Francisco González Roca
Todos los años, para el mes de marzo, la familia González Ruiz se reúne en una fiesta para celebrar la unión de la familia que por tantos años ha dado personas sobresalientes en el mundo panameño, entre ellos, dos presidentes de la República, como fueron Sergio y Bernardino González Ruiz, ambos médicos y políticos, así como un abogado, Francisco, y dos médicos más, Manuel y Gonzalo. Todos, y sus hermanas Eugenia, María, Eneida y Nidia, fueron o son descendientes de don Francisco González Roca, originalmente de la Roca, pero él se cambió el apellido. La celebración de este año fue dedicada a los 150 años del natalicio de don Francisco, y se llevó a cabo en Las Tablas, en el patio de la casa familiar y como siempre estuvo muy concurrida por la familia.
Hombre inteligente, ocupó en dos ocasiones la posición de gobernador de la provincia de Los Santos.
Don Francisco nació en Tonosí, provincia de Los Santos, el 2 de diciembre de 1865; su padre fue don Tomás González, fundador de ese poblado. Ya grande, vino a vivir a Las Tablas, y un domingo conoció a la señorita Gerardina Ruiz, proveniente del Guayabo de Las Tablas, y se enamoró perdidamente de ella, con quien contrajo matrimonio meses después, fue una pareja feliz gracias a la comprensión y el amor de su esposa. Sin embargo, antes de casarse tuvo tres hijas, dos de las cuales de la misma madre, que un día llegaron a la casa de Las Tablas en dos zurrones en un caballito que conducía don Francisco porque había muerto su madre, y mi abuelo las trajo para que mi abuela las criara como efectivamente hizo Gerardina. Ellas fueron Isabel y Paula que luego salieron casadas de la casa de mis abuelos. También había tenido a Gertrudis, con quien también nos llevábamos muy bien, y aún continuamos una relación familiar con sus descendientes.
Don Francisco fue un visionario de los negocios, fue dueño de alambiques en el cual era un gran comprador de miel, siendo uno de los mayores productores de la época. Tuvo negocio de tienda, de hotel, el cual yo conocí.
Me contaba mi mamá, María, y mi tía Eugenia, que un día llegó a su tienda una señora que le preguntó: don Francisco, ¿a cómo es la yarda de esta tela? y él le respondió: a dos reales, pero no le aconsejo que la compre porque se destiñe. Desde luego, la tienda quebró por ser honesto. Fue además ganadero, y tenía extensiones de tierra convertidas en potreros que trabajaba todos los días. Aún recuerdo cuando transportaba parte de su ganado del potrero de la Tiza al de Tablas Abajo, y eso era fiesta para las niñas porque pasaba frente a nuestra casa.
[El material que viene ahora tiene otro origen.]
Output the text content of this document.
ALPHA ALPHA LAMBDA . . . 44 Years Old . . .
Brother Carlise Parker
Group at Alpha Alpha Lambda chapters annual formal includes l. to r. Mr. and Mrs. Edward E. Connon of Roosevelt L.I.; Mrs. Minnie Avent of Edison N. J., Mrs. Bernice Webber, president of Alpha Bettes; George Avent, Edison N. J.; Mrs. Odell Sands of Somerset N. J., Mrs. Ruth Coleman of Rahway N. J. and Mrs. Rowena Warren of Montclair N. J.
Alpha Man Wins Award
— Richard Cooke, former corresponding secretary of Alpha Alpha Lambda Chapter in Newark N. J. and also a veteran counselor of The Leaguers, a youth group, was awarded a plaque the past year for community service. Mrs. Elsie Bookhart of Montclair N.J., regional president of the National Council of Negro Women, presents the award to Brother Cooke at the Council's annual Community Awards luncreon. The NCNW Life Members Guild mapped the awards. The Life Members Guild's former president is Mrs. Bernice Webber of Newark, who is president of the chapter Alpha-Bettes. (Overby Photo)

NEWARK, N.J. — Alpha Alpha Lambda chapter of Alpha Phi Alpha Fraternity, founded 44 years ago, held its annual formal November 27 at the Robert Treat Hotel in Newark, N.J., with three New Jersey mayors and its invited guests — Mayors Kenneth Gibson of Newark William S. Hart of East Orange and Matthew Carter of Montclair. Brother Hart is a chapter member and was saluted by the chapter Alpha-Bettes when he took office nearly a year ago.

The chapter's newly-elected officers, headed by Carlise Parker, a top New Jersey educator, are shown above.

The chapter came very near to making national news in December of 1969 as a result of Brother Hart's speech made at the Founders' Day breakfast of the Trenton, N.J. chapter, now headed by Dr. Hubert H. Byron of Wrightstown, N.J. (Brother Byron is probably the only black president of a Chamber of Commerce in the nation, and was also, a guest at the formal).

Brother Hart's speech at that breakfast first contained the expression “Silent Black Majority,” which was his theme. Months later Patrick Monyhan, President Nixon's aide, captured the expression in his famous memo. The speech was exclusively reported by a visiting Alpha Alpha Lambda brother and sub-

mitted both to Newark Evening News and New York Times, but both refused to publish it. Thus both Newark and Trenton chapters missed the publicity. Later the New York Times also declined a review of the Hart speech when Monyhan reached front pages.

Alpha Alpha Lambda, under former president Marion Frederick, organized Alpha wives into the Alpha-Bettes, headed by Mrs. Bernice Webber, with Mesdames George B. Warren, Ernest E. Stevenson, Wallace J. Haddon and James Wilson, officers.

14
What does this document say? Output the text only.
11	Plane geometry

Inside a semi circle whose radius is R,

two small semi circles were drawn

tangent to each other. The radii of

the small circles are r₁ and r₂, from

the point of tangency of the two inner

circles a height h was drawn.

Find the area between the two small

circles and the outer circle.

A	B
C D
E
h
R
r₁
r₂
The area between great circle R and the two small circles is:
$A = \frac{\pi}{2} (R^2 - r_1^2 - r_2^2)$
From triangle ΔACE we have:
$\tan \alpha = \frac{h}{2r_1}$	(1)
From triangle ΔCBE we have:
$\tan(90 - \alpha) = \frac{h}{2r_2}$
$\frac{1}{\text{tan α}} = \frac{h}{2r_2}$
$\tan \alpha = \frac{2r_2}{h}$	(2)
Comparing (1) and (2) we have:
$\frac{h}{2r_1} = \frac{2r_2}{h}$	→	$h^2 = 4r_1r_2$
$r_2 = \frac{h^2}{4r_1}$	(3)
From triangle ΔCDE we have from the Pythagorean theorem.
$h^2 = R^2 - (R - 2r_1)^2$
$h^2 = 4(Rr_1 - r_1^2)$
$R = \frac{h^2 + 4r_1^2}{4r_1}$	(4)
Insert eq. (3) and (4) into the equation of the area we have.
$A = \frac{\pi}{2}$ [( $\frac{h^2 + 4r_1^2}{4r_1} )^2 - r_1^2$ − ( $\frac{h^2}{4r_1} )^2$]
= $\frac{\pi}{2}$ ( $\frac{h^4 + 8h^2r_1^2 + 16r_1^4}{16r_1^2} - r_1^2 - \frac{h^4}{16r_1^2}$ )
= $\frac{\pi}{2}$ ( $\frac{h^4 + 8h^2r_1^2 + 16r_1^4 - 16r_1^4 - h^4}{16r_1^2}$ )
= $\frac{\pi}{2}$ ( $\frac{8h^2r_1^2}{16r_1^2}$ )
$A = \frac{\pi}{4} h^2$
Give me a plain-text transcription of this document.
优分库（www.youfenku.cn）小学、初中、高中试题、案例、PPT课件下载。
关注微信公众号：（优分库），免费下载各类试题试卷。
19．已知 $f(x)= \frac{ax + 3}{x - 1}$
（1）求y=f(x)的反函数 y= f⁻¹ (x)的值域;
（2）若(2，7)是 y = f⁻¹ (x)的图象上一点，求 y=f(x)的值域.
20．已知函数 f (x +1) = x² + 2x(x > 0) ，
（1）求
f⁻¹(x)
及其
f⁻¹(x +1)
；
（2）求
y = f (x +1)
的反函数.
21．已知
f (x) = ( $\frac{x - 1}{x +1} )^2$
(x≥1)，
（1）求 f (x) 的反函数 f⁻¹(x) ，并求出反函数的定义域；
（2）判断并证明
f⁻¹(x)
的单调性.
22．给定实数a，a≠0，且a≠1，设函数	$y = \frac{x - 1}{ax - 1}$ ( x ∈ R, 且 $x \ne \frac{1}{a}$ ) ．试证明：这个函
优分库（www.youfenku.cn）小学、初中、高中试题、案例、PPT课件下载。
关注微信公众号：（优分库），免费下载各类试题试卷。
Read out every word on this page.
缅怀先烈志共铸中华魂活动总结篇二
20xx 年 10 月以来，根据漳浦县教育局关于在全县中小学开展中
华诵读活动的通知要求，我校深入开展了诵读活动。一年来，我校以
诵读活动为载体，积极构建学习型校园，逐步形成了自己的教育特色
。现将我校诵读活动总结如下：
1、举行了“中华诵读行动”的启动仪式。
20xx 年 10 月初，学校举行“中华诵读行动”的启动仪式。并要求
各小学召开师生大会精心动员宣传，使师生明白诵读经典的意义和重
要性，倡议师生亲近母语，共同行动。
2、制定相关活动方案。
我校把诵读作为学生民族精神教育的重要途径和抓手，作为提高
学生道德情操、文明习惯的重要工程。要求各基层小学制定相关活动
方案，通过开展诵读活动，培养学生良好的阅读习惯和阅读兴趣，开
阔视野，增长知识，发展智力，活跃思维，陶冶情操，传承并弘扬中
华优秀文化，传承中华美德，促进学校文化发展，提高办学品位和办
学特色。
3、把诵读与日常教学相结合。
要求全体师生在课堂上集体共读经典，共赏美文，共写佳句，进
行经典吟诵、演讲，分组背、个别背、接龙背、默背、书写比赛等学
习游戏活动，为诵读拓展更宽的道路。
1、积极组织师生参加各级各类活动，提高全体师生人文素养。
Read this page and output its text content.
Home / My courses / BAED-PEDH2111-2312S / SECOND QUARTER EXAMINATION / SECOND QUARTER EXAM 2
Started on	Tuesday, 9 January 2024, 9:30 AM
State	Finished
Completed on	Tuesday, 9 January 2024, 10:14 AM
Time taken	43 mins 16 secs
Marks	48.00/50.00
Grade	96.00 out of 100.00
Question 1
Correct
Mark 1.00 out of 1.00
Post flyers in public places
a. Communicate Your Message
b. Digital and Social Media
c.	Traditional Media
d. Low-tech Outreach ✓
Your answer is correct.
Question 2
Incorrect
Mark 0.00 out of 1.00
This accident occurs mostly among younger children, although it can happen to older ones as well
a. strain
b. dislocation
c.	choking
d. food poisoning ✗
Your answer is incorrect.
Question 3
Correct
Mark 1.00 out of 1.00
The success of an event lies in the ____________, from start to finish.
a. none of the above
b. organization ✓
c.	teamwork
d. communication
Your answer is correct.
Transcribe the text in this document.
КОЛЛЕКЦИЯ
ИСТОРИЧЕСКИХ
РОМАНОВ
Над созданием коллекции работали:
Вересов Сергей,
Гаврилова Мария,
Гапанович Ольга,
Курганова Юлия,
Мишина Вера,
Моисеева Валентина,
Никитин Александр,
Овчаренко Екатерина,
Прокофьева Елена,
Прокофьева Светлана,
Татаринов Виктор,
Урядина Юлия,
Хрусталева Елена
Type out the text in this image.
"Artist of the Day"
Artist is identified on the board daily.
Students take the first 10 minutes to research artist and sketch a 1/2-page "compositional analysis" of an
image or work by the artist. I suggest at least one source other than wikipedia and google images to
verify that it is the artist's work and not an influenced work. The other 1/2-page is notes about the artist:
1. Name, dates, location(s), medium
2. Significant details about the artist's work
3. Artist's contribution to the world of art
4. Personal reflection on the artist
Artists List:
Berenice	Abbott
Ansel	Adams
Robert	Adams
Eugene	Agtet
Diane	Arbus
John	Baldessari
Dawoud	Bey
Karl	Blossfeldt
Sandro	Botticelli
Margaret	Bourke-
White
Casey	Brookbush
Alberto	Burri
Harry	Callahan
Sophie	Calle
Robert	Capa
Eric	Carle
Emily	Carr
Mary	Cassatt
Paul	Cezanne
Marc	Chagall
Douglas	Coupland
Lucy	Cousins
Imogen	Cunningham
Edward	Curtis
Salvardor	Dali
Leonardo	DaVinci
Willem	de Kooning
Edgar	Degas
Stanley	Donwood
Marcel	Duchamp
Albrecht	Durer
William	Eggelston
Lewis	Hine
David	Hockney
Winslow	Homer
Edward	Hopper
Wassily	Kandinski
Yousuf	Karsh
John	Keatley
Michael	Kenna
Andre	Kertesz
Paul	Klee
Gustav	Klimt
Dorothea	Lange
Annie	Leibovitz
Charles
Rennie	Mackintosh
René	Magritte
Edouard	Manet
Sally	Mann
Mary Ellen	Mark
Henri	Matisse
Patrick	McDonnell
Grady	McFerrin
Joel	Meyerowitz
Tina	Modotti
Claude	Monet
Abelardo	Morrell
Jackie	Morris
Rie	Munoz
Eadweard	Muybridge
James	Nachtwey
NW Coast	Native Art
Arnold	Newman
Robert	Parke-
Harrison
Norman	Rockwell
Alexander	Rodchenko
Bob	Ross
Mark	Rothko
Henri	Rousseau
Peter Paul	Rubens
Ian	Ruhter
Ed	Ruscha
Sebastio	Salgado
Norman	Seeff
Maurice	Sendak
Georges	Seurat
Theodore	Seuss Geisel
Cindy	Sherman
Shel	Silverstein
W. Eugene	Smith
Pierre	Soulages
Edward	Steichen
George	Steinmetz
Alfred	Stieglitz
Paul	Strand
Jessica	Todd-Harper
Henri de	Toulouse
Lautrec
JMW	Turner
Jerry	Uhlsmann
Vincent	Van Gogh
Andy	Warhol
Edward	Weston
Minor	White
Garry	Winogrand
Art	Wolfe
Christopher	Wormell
Hombre inteligente, ocupó en dos ocasiones la posición de gobernador de la provincia de Los Santos. Tenía amigos en Panamá a donde venía con cierta frecuencia, en barco, y esos amigos le recomendaron comprar tierras en Panamá, pero él decía que quedaban muy lejos para poder controlar esos negocios. Una anécdota de don Francisco fue que un día, a las cuatro de la tarde, al regresar del potrero, se sentó en el portal de la casa y mi abuela le preguntó qué hacía sentado allí, y le respondió: he estado observando que en algunas casas del vecindario no ha salido humo en todo el día, señal de que no han podido cocinar, y le dijo a mi abuela que preparara arroz, carne y otras cosas y le enviara comida en la batea para que no se acuesten sin comer.
Fue un visionario de los negocios, fue dueño de alambiques en el cual era un gran comprador de miel, siendo uno de los mayores productores de la época. Tuvo negocio de tienda, de hotel.
Fue un hombre honesto y dejó a la familia la enseñanza de valores en los cuales vivió; fue un gran padre y un excelente abuelo, querendón, comprensivo, pero de mucho carácter. Buen amigo, buen vecino y, sobre todo, nos aconsejaba a los nietos que con él vivíamos. Dejó varios hijos en la sierra, Valle Rico, que cuando venían a visitarlo, para las nietas era una fiesta y, cuando se iban, mi abuela le decía: se va su hijo; esto significaba que le diera algo de plata y así lo hacía. Fue el mejor abuelo del mundo, nunca lo vimos discutir con mi abuela. Practicó y enseñó valores a sus nueve hijos y a sus nietos.